Groupon Still Cleaning Up PR Mess With Fourth IPO Go-Round

In its newest disclosure on Friday, Oct. 7, daily deal site Groupon further responded to the criticism over its financial reports since its original IPO filing. The company has taken a beating in the press as critics complain about its unconventional accounting metrics, and over its CEO Andrew Mason's near-violation of SEC laws thanks to discrepancies in his internal and external communications. 

According to The Wall Street Journal, Groupon unveiled the content of an August 25, 2011 e-mail written to employees in which Mason derided the press with a choice four-letter word and defended his company.

The memo was quickly leaked and excerpts from it were printed in Groupon's previous filing with the SEC last month, says the Journal. The full text's inclusion in Friday's filing gives a broader picture of Mason's anger about the treatment of the company in the press, stating "the degree to which we're getting the s*** kicked out of us in the press had finally crossed the threshold from 'annoying' to 'hilarious.'"

The memo also detailed why Mason is confident about the company's future, telling employees, "You need some ammo to argue back against your blog-reading 'friends.'"

In late August, Groupon’s PR director at the time, Brad Williams, resigned after two months on the job. At the time, The Business Insider speculated that William’s resignation may have been over the decision to purposely leak such an e-mail, one which Williams knew would be in conflict with the SEC’s ”quiet period” laws in advance of a company’s IPO.

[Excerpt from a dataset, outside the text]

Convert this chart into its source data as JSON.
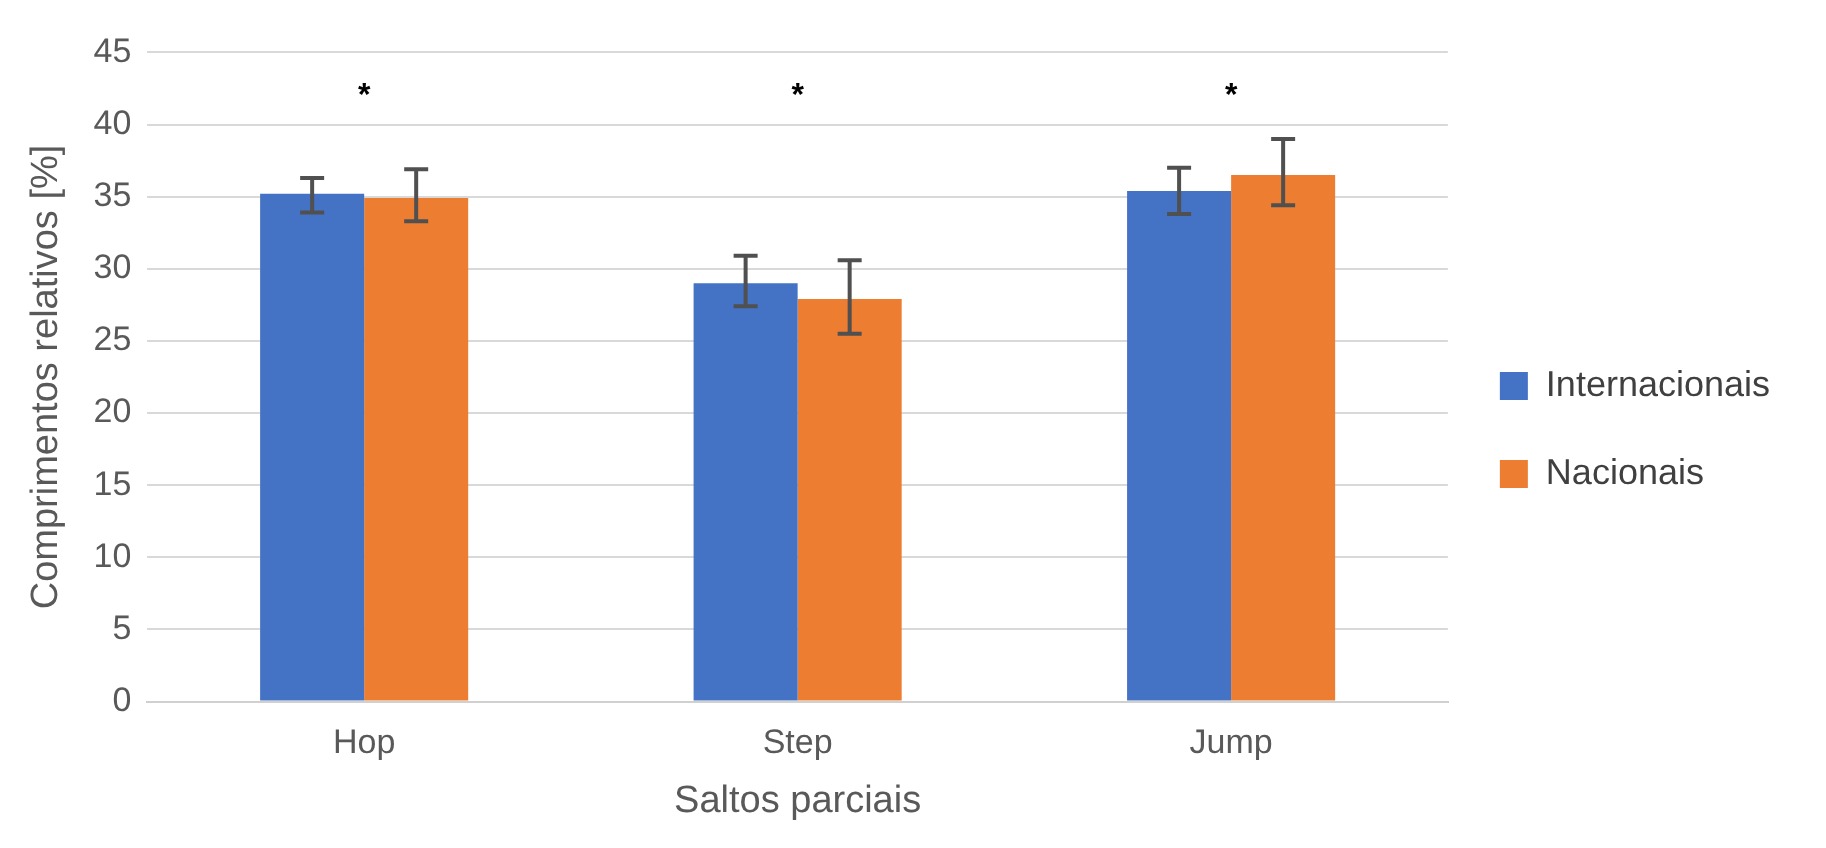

Gene Marbach, group VP at Makovsky & Company, says that in advance of an IPO there is only one PR tactic: to keep your mouth shut. "We advise all our clients—especially in a high-profile situation like Groupon's in which every outlet is going to report on you—to stay within the prospectus book," says Marbach. "Playing by the rules may be against what your company was founded on, but you have to be circumspect."

Companies that push the boundaries of disclosing information before an IPO jeopardize a major payday and one of the company's most important moments. "Who knows what can happen by Monday— the market might be down 500 points and you're going to try and get an offering off," says Marbach.  "We're in a very fragile time right now from an economic standpoint, and you can’t mess up something like this from a communication standpoint."

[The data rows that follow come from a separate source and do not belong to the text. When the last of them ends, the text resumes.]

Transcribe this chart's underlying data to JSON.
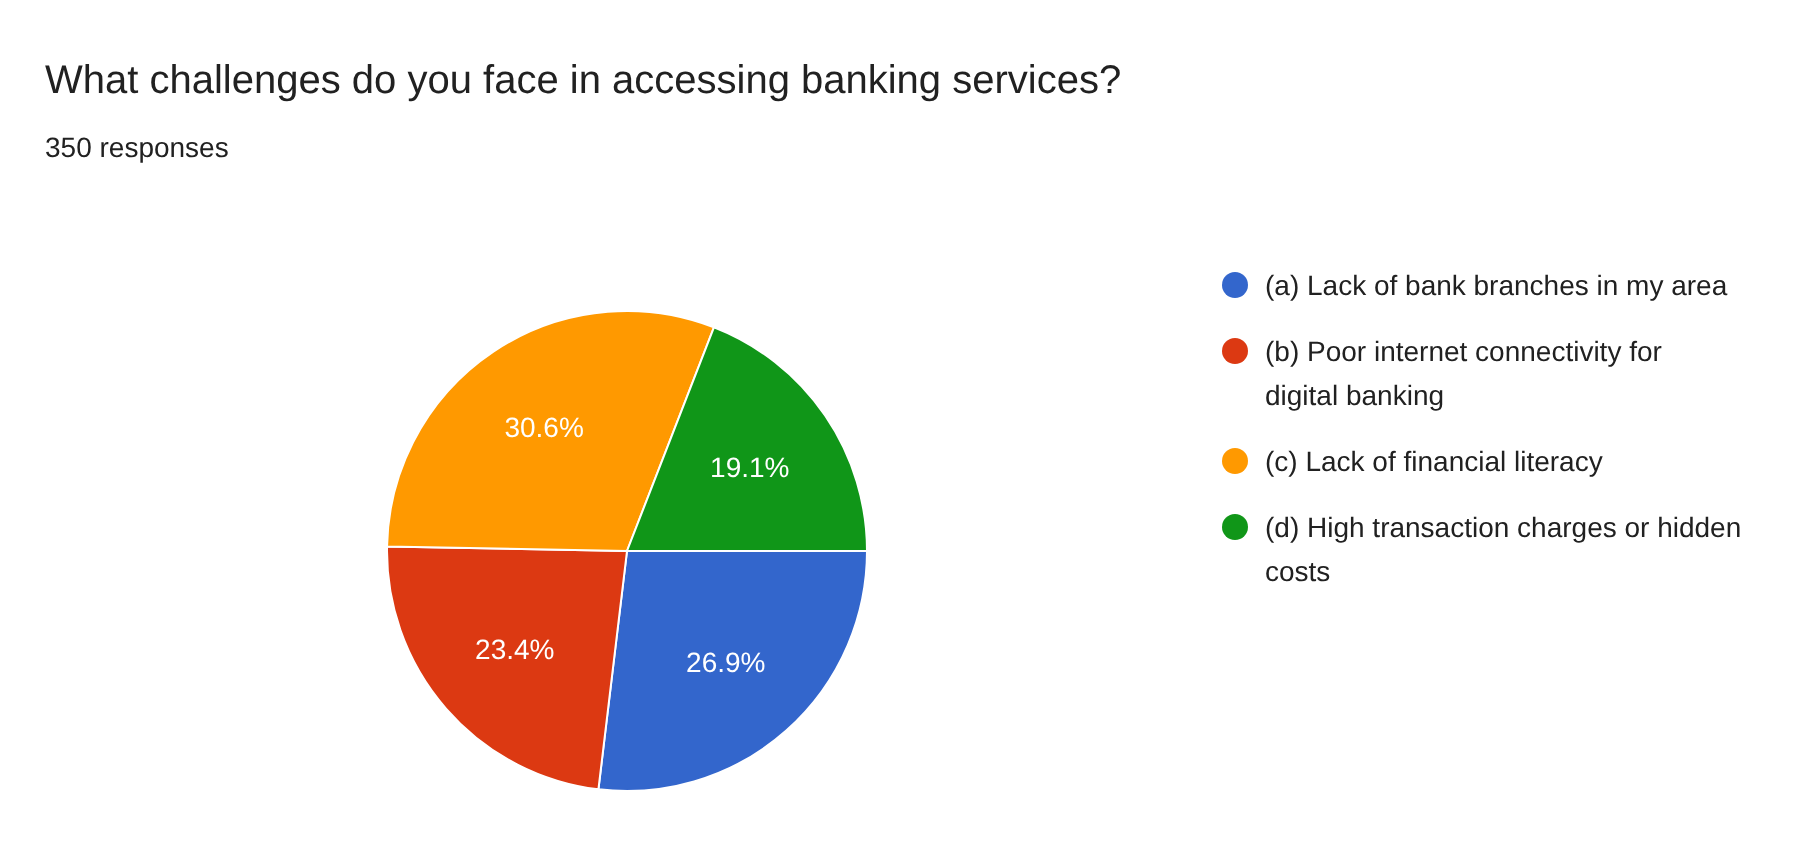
{
  "chart_data": {
    "type": "pie",
    "title": "What challenges do you face in accessing banking services?",
    "subtitle": "350 responses",
    "categories": [
      "(a) Lack of bank branches in my area",
      "(b) Poor internet connectivity for digital banking",
      "(c) Lack of financial literacy",
      "(d) High transaction charges or hidden costs"
    ],
    "values": [
      26.9,
      23.4,
      30.6,
      19.1
    ],
    "colors": [
      "#3366cc",
      "#dc3912",
      "#ff9900",
      "#109618"
    ],
    "value_labels": [
      "26.9%",
      "23.4%",
      "30.6%",
      "19.1%"
    ],
    "legend": "right"
  }
}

With its fourth IPO iteration, and with banks like Goldman Sachs as the lead underwriters and high-power attorneys involved, Marbach wonders how an organization could’ve let an accounting discrepancy slide through the cracks. "It looks to me like they're simply making this stuff up as they go, and it doesn't feel like a finished model," he says. "Yes, it's a young company, but it still should be buttoned up and fully vetted before we get to this point."

Marbach says the negative attention may cause some investors to shy away due to accounting and management concerns. "If I were an investor and saw they changed the way they were doing something, I wouldn't feel secure the company was fully focused," he says. "Whereas you look at a well-developed company, they follow all the governing rules out there and are perceived as a fully-formed product."

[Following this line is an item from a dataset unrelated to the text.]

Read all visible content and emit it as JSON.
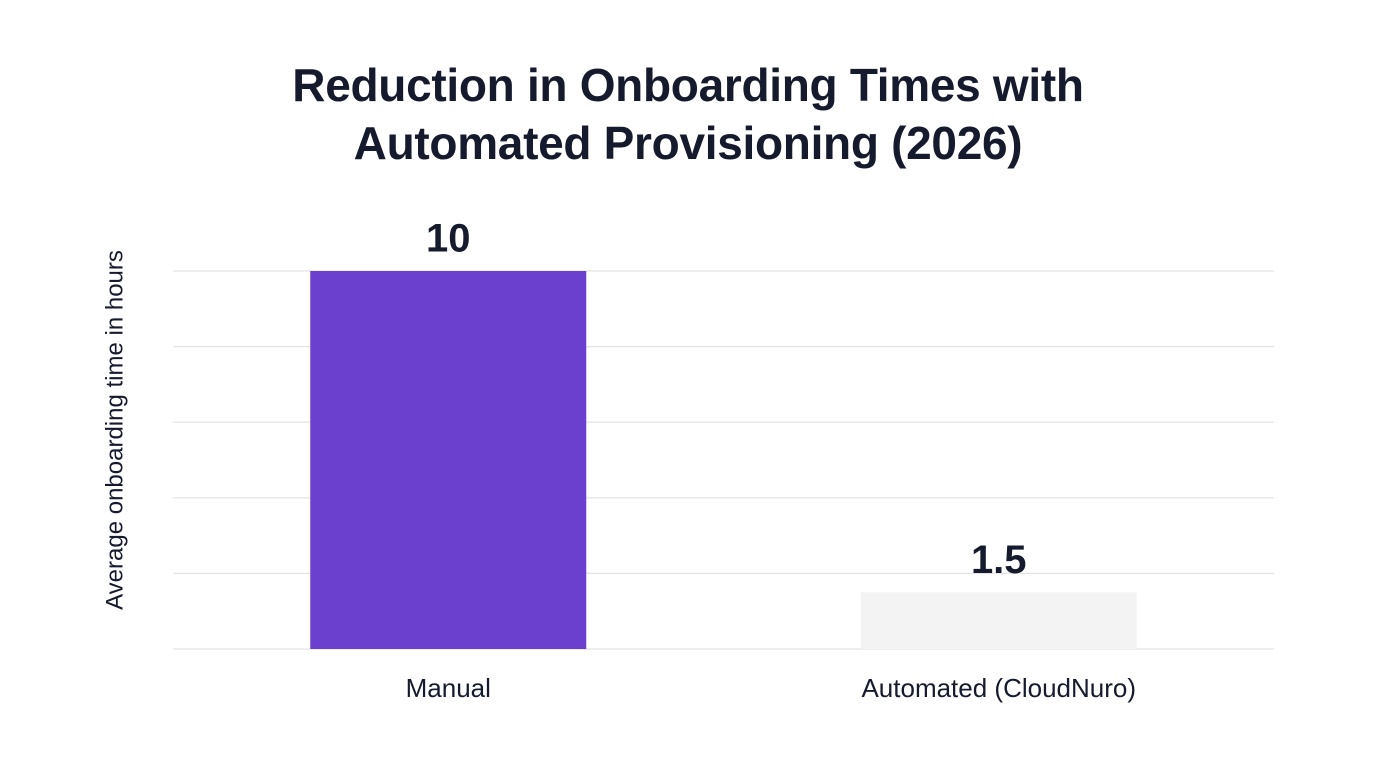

Robert Ferris, executive managing director for RF Binder, says that in this market—and even in a better market—a company has to understand what investors in an IPO need. “They need to see an airtight business model, strong financial controls, conservatism and credibility,” Ferris said. “Even in instances when the company hasn't been around long and has a new business model, it has to be consistent in its communication messages both internally, externally and in every channel.”

Ferris says companies with impending IPOs can't communicate internally one way and externally another way. “You simply can't give information that would influence a buy/sell investment decision and not say the same thing externally,” said Ferris. “You have to accept that anything you say internally is going to find its way out the door.” As such, Ferris advises his clients that anything said inside company walls may as well have been published, and therefore companies must be mindful of what you say. “You can talk about what you said in the prospectus, and continue ongoing business, but nothing more.”

Though wrought with communications mistakes so far, Marbach hasn’t ruled out the possible success of Groupon’s IPO. “It will probably go off and be successful, thanks to its cachet in the daily deals industry, but they certainly didn't make it any easier on themselves."